W tak ustalonym stanie faktycznym Sąd Okręgowy nie podzielił stanowiska powódki, że umowa kredytu jest nieważna, wskazując, że jej przedmiotowo istotne postanowienia odpowiadają wymaganiom przewidzianym dla umowy kredytu w art. 69 ust. 1 ustawy z dnia 29 sierpnia 1997 r. prawo bankowe (t.j. Dz.U. Nr 72, poz. 665, dalej: prawo bankowe), a umowną waloryzację zobowiązań dopuszczał obowiązujący w dacie jej zawarcia art. 358 1 § 2 k.c. Umowa nie jest również sprzeczna z zasadami współżycia społecznego. Bank zapewnił powódce możliwość zapoznania się z warunkami kredytu oraz ryzykiem z nim związanym. Powódka była świadoma ryzyka kursowego w związku z indeksacją kredytu do waluty obcej. W tych okolicznościach, zdaniem Sądu, nie można postawić pozwanemu zarzutu nielojalnego lub nieuczciwego zachowania wobec kontrahenta.

Oceniając postanowienia umowne o indeksacji kredytu na podstawie art. 385 1 § 1 i 2 k.c. jako nieuzgodnione indywidualnie z konsumentem, Sąd Okręgowy uznał, że mają one charakter niedozwolony w rozumieniu tego przepisu. Kształtowanie kursu waluty indeksacji kredytu wyłącznie przez bank we własnych tabelach ocenił jako sprzeczne z dobrymi obyczajami i naruszające w sposób rażący interesy konsumenta. W konkluzji przyjął, że klauzula zawarta w § 9 regulaminu nie wiąże powódki. Jest ona jednak związana umową w pozostałym zakresie (art. 385 1 § 2 k.c.). Umowa ta może być wykonywana z pominięciem niedozwolonej klauzuli, bowiem w jej miejsce możliwe jest zastosowanie przepisów o charakterze dyspozytywnym lub ustalonych zwyczajów (art. 56 k.c.). Za ten ostatni Sąd pierwszej instancji uznał stosowanie kursu średniego NBP do wykonania zobowiązań wyrażonych w walutach obcych, co potwierdza art. 41 ust. 2 ustawy z 28 kwietnia 1936 r. prawa wekslowego (t.j. Dz.U. 2016, poz. 160, dalej jako prawo wekslowe), według którego wartość waluty zagranicznej oznacza się podług zwyczajów miejsca płatności. Z tych przyczyn za usprawiedliwione uznał żądanie powódki zwrotu świadczenia nienależnego w postaci różnicy pomiędzy sumą zapłaconych w złotych rat wyrażonych w franku szwajcarskim przy zastosowaniu kursu z tabeli banku, a sumą rat w złotych ustalonych według kursu średniego NBP, tj. co do kwoty 9 619,19 zł. Oddalił powództwo co do żądania głównego i pozostałych żądań ewentualnych.

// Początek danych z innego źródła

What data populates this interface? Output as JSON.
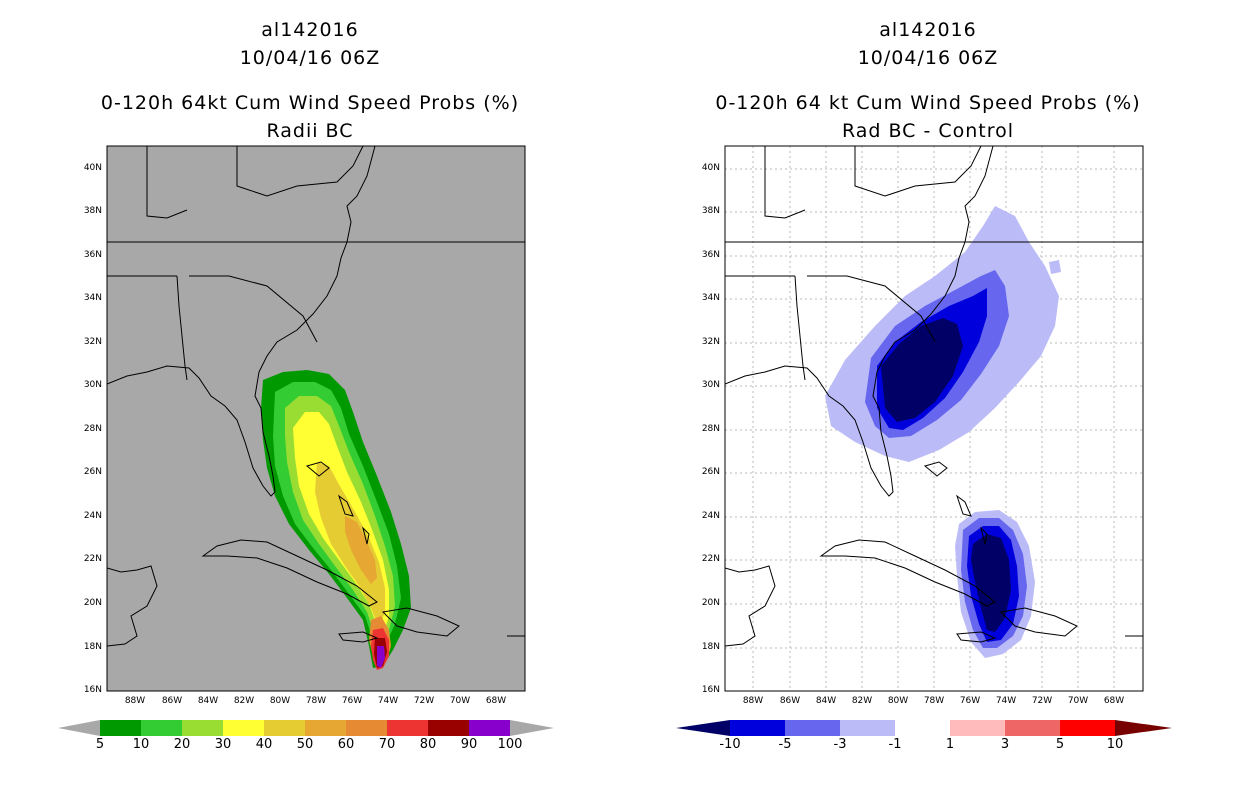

Apelacje od tego wyroku wniosły obie strony. Powódka, zaskarżając rozstrzygnięcie Sądu Okręgowego w części oddalającej powództwo, zarzuciła liczne błędy w ustaleniach faktycznych, naruszenie art. 328 § 2 k.p.c. oraz wadliwą ocenę dowodów w wyniku naruszenia art. 233 § 1 k.p.c. W odniesieniu do prawa materialnego wskazała na naruszenie art. 385 1 § 3 k.c., art. 58 k.c. i art. 358 § 1 i 2 k.c. poprzez brak dostatecznego rozważenia przez Sąd Okręgowy wpływu niedozwolonych klauzul umownych na ważność umowy oraz bezpodstawne uzupełnienie luki w tej umowie powstałej po wyeliminowaniu postanowień abuzywnych poprzez wprowadzenie w miejsce kursu franka szwajcarskiego z tabel pozwanego kursu średniego NBP. Zarzuciła także naruszenie art. 41 ust. 1 prawa wekslowego poprzez jego błędne zastosowanie. W konkluzji wniosła o zmianę zaskarżonego wyroku poprzez zasądzenie od pozwanego pozostałej części dochodzonego roszczenia wraz z odsetkami ustawowymi i kosztami procesu.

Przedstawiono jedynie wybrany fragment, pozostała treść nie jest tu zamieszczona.